As someone who helped put together one of the biggest filings with the FCC on this matter, with 260+ other people...
(in addition to 1300? 1700? filings from other orgs)
And later met in person with many of the top people there:
I am inclined to put this result in the "win" column, provisionally.
June 2 came and went, tp-link's router firmware returned to field upgradable, and other manufacturers did nothing to make flashing other firmwares any harder than it already was. Hopefully, our arguments buttressed the legal case ongoing at the time against tplink (I knew there was one, but not against whom, or over what, I hope to get more details).
This does not mean the war is won, however. Certainly binary blob firmware that completely controls the radio remains a problem - but progress is being made with the very thin firmware in the 802.11ac mt76 chipset, I am not aware of 5ghz ath9k chips requiring blobs, and other binary only firmwares are improving to support APIs that fq_codel on wifi needs.
(Recently a few new *major* chipsets had wifi drivers submitted to the linux kernel, but I haven't looked at what, exactly the firmware controls. The state of most wifi drivers and firmware is thoroughly depressing - and a very smart and fast co-processor is seemingly needed to run at very high rates)
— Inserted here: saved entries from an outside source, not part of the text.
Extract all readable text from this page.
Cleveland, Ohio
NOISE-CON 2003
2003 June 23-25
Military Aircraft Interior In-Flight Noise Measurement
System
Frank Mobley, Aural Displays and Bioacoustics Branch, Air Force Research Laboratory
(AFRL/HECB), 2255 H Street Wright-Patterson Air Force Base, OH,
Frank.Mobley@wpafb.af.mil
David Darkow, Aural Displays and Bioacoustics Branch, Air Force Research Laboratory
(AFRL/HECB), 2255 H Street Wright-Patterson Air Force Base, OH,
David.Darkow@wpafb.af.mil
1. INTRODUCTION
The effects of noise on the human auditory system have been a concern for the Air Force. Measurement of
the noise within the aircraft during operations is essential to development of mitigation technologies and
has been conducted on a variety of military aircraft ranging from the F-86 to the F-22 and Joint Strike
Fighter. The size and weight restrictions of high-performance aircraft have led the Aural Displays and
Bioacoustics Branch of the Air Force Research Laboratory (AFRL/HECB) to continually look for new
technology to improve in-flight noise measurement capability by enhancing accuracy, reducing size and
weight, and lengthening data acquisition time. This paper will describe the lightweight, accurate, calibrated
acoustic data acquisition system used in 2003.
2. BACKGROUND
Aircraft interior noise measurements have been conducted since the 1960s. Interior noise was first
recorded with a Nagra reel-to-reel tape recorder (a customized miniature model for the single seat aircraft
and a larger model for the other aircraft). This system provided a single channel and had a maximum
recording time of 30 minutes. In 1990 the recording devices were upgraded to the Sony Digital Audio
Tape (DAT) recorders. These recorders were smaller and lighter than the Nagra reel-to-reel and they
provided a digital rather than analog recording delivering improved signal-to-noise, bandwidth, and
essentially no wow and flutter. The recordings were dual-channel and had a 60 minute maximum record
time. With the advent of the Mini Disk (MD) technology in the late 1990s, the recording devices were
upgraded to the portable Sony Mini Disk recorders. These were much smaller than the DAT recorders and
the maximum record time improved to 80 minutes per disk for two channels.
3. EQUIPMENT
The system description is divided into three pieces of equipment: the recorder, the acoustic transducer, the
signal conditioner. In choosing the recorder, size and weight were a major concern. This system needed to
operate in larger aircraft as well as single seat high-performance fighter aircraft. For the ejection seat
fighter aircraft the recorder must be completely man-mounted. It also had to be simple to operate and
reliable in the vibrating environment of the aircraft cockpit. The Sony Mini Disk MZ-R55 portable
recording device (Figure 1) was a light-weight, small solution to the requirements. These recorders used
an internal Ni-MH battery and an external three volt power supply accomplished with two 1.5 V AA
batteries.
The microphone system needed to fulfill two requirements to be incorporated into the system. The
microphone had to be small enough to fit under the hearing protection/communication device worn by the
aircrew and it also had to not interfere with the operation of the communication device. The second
Five things I learned from this exercise:
1) If a legalistic solution can be vague, it will be. It then can be spun many ways for many audiences. Read Ed Bernays.
Still, sometimes what is said publicly, continues to matter, and the FCC has said some very nice things.
2) The FCC was not the enemy, but a harried organization attempting to fulfill its mandates. As minimally outlined, their problem was the FAA complaining about wifi interference with weather radars. The first solution was overbroad. They have a much better understanding of the roles of open source, third party firmware now - after the keruffle - of the usefulness of user control, better security, and more frequent updates.
The FCC has WAY bigger problems than linux wifi. The number of wireless capable devices requiring certification and testing is skyrocketing, among other things.
https://twitter.com/FCC is a good source for the FCC's other concerns.
3) If you really want attention in D.C., it is a good idea to make a good argument, with a lot of well known people, file it somewhere inside the agency's process, and then issue (buy) a press release, and make the biggest stink you can.
As it turned out many of the recommendations we made above cannot be implemented inside the FCC's mandates, but the FTCs.
4) Chipmakers can now no longer hide behind an argument that the FCC will not let them open up their firmware.
5) The best "proof of the pudding" I can think of would be to push through a new product with much more or entirely open wifi firmware through the FCC processes, using the CRDA library to enforce the rules. Lining up a vendor willing to try that has so far not happened, although I expected a few mt76 chipsets to enter the US by now, I have not been actively watching their RSS feed for progress.
All in all, honestly, I do think we moved the dial a few notches in the right direction, and I'm going to sleep pretty well tonight.